The new study is one of the first systematic investigations of the perceptions of stakeholders, with knowledge based on personal experience, the researchers say.
"The findings of this report confirm what we have been saying for some time: Priority Funding Areas need to be strengthened if Maryland wants to grow smart," Knaap says. "But the unanimity of opinion is striking.
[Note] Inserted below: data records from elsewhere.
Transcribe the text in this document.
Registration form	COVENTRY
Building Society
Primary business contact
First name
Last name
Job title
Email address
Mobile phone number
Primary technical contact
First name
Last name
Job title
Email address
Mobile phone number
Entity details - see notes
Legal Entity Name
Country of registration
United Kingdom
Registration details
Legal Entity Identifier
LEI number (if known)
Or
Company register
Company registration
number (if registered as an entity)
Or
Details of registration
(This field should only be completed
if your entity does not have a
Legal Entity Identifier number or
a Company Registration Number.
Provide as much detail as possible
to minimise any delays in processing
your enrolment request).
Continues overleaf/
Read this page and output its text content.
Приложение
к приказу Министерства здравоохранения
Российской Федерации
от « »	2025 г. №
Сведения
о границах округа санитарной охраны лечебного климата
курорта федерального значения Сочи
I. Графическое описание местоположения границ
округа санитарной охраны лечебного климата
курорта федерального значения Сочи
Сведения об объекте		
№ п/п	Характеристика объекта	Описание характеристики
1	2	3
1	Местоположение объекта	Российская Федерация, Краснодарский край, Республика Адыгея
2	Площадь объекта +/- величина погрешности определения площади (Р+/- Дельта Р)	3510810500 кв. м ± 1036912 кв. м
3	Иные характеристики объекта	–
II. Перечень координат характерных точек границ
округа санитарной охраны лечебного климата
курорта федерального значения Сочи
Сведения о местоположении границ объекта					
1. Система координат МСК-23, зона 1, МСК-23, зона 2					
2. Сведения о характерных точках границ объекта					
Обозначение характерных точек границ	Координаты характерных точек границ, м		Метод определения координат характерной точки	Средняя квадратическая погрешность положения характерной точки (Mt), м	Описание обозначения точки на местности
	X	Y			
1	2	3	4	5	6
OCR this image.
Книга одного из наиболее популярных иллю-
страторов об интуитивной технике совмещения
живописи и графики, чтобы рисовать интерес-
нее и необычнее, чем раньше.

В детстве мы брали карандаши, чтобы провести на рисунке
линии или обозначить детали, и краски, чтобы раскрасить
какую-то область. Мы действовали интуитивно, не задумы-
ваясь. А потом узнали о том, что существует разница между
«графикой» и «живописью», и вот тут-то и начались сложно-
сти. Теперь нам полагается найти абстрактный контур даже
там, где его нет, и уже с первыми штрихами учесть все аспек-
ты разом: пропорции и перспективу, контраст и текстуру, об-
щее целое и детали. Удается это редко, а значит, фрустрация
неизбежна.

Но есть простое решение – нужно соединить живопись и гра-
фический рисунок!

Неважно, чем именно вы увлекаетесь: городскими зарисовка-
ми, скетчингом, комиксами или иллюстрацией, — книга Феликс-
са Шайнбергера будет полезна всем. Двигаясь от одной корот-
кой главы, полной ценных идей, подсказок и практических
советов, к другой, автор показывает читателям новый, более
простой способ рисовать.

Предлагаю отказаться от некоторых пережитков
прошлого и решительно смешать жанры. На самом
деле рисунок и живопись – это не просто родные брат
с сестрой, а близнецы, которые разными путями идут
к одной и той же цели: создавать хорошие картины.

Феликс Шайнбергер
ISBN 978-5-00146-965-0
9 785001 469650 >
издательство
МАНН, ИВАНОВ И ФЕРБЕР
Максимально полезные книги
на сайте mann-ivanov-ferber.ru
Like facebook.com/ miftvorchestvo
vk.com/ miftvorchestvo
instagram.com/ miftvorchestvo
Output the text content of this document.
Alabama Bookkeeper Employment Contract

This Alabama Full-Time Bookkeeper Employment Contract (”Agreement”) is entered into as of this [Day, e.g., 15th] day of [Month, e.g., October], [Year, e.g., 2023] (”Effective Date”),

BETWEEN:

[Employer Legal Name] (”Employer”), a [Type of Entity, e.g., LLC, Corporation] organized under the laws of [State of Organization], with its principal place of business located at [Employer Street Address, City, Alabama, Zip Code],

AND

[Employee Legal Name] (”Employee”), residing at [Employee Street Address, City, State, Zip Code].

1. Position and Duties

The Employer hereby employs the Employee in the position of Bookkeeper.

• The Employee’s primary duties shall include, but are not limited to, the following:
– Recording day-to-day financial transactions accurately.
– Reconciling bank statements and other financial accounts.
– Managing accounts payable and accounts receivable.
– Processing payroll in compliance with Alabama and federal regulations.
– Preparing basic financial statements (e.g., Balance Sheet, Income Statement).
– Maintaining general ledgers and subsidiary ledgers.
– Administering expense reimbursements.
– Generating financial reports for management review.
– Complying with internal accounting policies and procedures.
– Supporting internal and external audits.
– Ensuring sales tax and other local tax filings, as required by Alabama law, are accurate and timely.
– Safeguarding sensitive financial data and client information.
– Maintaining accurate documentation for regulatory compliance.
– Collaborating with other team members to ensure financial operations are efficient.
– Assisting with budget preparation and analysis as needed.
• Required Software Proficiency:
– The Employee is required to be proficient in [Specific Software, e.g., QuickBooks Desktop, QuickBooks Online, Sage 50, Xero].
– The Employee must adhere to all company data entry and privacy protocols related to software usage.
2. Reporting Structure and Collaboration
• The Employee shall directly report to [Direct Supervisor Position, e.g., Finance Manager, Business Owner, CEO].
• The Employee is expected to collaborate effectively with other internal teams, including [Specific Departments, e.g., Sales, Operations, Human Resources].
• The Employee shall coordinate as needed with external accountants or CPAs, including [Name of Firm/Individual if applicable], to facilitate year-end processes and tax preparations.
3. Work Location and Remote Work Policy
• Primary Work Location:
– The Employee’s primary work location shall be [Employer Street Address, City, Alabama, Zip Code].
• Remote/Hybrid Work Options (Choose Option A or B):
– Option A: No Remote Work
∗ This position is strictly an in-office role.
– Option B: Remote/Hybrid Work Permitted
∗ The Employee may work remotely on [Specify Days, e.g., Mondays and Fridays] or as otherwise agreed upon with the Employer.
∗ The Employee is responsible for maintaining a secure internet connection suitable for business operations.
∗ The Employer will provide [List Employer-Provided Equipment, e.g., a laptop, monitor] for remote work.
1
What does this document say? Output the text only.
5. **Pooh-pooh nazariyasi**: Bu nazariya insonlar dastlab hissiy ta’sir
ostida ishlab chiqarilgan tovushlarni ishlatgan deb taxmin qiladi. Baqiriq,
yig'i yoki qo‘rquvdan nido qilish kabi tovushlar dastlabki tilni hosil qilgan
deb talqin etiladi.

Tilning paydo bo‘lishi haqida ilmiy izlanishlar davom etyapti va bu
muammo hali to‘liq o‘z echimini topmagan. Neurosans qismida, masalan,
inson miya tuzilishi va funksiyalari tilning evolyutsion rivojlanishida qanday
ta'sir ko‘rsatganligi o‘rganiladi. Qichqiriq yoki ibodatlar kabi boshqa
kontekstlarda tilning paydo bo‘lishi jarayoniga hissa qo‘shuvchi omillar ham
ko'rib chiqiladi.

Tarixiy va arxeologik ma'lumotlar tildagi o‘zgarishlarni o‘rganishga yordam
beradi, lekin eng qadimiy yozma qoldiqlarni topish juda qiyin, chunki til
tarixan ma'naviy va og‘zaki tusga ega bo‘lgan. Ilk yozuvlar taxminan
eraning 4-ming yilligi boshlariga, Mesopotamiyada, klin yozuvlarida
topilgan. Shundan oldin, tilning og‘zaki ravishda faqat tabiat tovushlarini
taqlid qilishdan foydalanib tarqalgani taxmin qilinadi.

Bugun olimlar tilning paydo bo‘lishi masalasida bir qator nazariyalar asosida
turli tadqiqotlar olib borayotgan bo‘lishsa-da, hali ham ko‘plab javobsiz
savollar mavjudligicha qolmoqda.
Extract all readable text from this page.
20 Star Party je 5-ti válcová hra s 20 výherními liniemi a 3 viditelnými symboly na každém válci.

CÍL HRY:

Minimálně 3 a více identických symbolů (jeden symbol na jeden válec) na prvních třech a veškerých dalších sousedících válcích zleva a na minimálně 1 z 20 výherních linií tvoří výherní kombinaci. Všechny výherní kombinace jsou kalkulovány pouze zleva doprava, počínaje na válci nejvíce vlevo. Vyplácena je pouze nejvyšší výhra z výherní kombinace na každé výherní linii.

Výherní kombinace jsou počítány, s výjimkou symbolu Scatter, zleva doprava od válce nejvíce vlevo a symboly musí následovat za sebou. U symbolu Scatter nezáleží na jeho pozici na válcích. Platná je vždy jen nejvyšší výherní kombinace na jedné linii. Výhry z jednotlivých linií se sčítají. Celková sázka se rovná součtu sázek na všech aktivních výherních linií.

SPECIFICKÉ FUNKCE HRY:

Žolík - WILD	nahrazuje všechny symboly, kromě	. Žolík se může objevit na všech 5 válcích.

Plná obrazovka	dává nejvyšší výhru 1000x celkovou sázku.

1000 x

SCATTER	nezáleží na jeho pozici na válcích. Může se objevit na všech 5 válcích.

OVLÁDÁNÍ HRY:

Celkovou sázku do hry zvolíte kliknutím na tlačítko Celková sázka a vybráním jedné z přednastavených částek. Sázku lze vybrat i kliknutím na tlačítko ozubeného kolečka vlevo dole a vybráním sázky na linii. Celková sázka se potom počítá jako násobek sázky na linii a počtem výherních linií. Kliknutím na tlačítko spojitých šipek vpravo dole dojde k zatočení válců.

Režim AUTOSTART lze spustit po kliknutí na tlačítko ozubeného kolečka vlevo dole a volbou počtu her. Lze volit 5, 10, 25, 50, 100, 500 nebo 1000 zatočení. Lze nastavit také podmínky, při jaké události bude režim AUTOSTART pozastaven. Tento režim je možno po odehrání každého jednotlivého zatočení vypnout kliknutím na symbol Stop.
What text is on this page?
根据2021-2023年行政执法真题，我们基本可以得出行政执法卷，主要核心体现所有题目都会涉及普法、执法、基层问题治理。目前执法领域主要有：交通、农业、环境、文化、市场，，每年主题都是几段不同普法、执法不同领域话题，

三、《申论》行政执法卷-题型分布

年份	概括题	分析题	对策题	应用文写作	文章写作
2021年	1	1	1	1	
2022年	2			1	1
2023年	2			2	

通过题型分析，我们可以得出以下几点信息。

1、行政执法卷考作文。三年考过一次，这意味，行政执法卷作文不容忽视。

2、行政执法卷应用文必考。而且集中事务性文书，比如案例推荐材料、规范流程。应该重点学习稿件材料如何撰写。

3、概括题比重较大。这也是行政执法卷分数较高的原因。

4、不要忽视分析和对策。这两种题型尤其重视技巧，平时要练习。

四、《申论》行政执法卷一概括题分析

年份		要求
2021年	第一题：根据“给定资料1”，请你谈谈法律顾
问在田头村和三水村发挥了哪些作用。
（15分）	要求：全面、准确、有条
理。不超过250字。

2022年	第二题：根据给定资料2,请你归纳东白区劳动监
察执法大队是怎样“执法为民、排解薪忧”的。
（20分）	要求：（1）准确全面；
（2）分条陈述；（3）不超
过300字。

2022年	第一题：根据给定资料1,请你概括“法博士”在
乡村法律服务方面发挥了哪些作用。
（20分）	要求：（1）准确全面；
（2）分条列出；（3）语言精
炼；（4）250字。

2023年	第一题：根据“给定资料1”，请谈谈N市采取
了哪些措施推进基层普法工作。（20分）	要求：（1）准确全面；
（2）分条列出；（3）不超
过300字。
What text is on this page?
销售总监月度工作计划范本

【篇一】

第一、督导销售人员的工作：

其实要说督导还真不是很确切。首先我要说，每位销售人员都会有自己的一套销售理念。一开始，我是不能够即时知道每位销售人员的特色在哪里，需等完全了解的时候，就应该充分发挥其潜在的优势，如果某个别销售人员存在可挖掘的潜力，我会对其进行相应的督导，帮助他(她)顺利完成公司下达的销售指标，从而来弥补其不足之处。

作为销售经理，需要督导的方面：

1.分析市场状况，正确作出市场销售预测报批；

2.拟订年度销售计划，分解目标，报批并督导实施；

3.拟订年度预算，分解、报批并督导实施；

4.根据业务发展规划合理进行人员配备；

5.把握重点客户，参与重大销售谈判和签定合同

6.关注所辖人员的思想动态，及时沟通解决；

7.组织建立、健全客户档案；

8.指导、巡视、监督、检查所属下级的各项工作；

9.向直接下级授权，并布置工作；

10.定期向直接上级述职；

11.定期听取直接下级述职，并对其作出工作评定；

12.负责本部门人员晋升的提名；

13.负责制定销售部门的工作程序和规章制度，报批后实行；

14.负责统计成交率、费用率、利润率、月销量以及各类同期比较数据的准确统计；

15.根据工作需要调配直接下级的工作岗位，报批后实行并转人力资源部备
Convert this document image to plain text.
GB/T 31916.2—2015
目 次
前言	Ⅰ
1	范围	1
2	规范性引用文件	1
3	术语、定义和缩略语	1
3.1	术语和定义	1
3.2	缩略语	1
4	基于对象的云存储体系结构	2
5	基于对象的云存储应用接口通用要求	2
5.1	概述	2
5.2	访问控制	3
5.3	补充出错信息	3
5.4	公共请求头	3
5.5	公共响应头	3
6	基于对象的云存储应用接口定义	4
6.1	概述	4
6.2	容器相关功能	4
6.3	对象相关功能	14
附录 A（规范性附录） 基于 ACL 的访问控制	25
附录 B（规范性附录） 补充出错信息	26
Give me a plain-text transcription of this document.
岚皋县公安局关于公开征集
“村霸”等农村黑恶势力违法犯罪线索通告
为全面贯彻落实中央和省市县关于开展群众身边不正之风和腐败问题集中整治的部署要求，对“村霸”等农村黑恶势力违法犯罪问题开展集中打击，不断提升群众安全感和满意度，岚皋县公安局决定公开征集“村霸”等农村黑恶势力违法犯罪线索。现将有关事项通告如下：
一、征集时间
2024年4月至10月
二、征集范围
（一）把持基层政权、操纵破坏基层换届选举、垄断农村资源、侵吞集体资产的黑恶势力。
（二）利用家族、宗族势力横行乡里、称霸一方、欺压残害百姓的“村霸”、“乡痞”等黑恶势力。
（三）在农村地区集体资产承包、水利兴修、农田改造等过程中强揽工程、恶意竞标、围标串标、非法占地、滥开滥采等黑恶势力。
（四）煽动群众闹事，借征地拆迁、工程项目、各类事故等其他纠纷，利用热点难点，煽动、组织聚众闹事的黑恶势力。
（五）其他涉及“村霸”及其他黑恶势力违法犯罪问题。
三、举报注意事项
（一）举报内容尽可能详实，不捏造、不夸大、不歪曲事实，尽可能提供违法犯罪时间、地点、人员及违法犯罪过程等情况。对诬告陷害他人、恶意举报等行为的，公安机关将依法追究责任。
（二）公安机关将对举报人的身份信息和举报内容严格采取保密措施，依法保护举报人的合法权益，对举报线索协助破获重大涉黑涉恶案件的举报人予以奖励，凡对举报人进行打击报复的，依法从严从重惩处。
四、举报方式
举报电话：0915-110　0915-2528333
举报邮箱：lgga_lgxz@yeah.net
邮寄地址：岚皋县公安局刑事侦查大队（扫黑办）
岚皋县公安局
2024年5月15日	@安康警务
The majority want more effective tools and better coordination of policies."
- More than three-quarters of respondents say PFAs are only "somewhat effective" or "not effective at all."
- Nearly four times as many respondents say it's more difficult to develop land inside than outside PFAs.
- High rise apartments and mixed use developments are viewed as the most difficult products to develop within PFAs.
- Zoning and the adequacy of infrastructure are viewed as the most influential public policy tools.
PARTICIPANTS: The planners interviewed included representatives from the twelve counties in the study area as well as the eight largest municipalities with zoning and planning authority.
The policy advocates ranged from staff of local community-based groups, to staffers at prominent statewide nonprofit agencies.
The developers interviewed were from a diverse group, including firms specializing in mixed-use urban-infill development; traditional single-family residential development, and commercial development.
While the sample size is too small to support rigorous statistical analysis, the researchers say the study is indicative of widely held perceptions.
RECOMMENDATIONS: The report lists a series of recommendations that it says are needed for state and local governments to balance economic development, population growth and improve the water quality in the Chesapeake Bay.
These include steps designed to integrate PFA targets more fully into a county's overall planning process; make sure that PFAs are drawn to accommodate non-residential development and mixed-use projects; give local governments greater flexibility in defining the PFAs, provided they adequately restrict growth in other locations; give local areas greater flexibility to reduce infrastructure and other regulatory restrictions within the PFAs; among other incentives designed to make development in PFAs more attractive to developers and local governments.
"If the system is to work more smoothly, areas designated for smart growth need to be practical and attractive for all parties, and that entails building a lot more flexibility into the system," Knaap concludes. "State and local governments need to assure there is capacity and political support to grow inside PFAs."
COMPLETE REPORT AVAILABLE ONLINE: http://ter.
Located at the University of Maryland, College Park, the National Center for Smart Growth is a non-partisan center for research and leadership training on smart growth and related land use issues in Maryland, in metropolitan regions around the nation, and in Asia and Europe.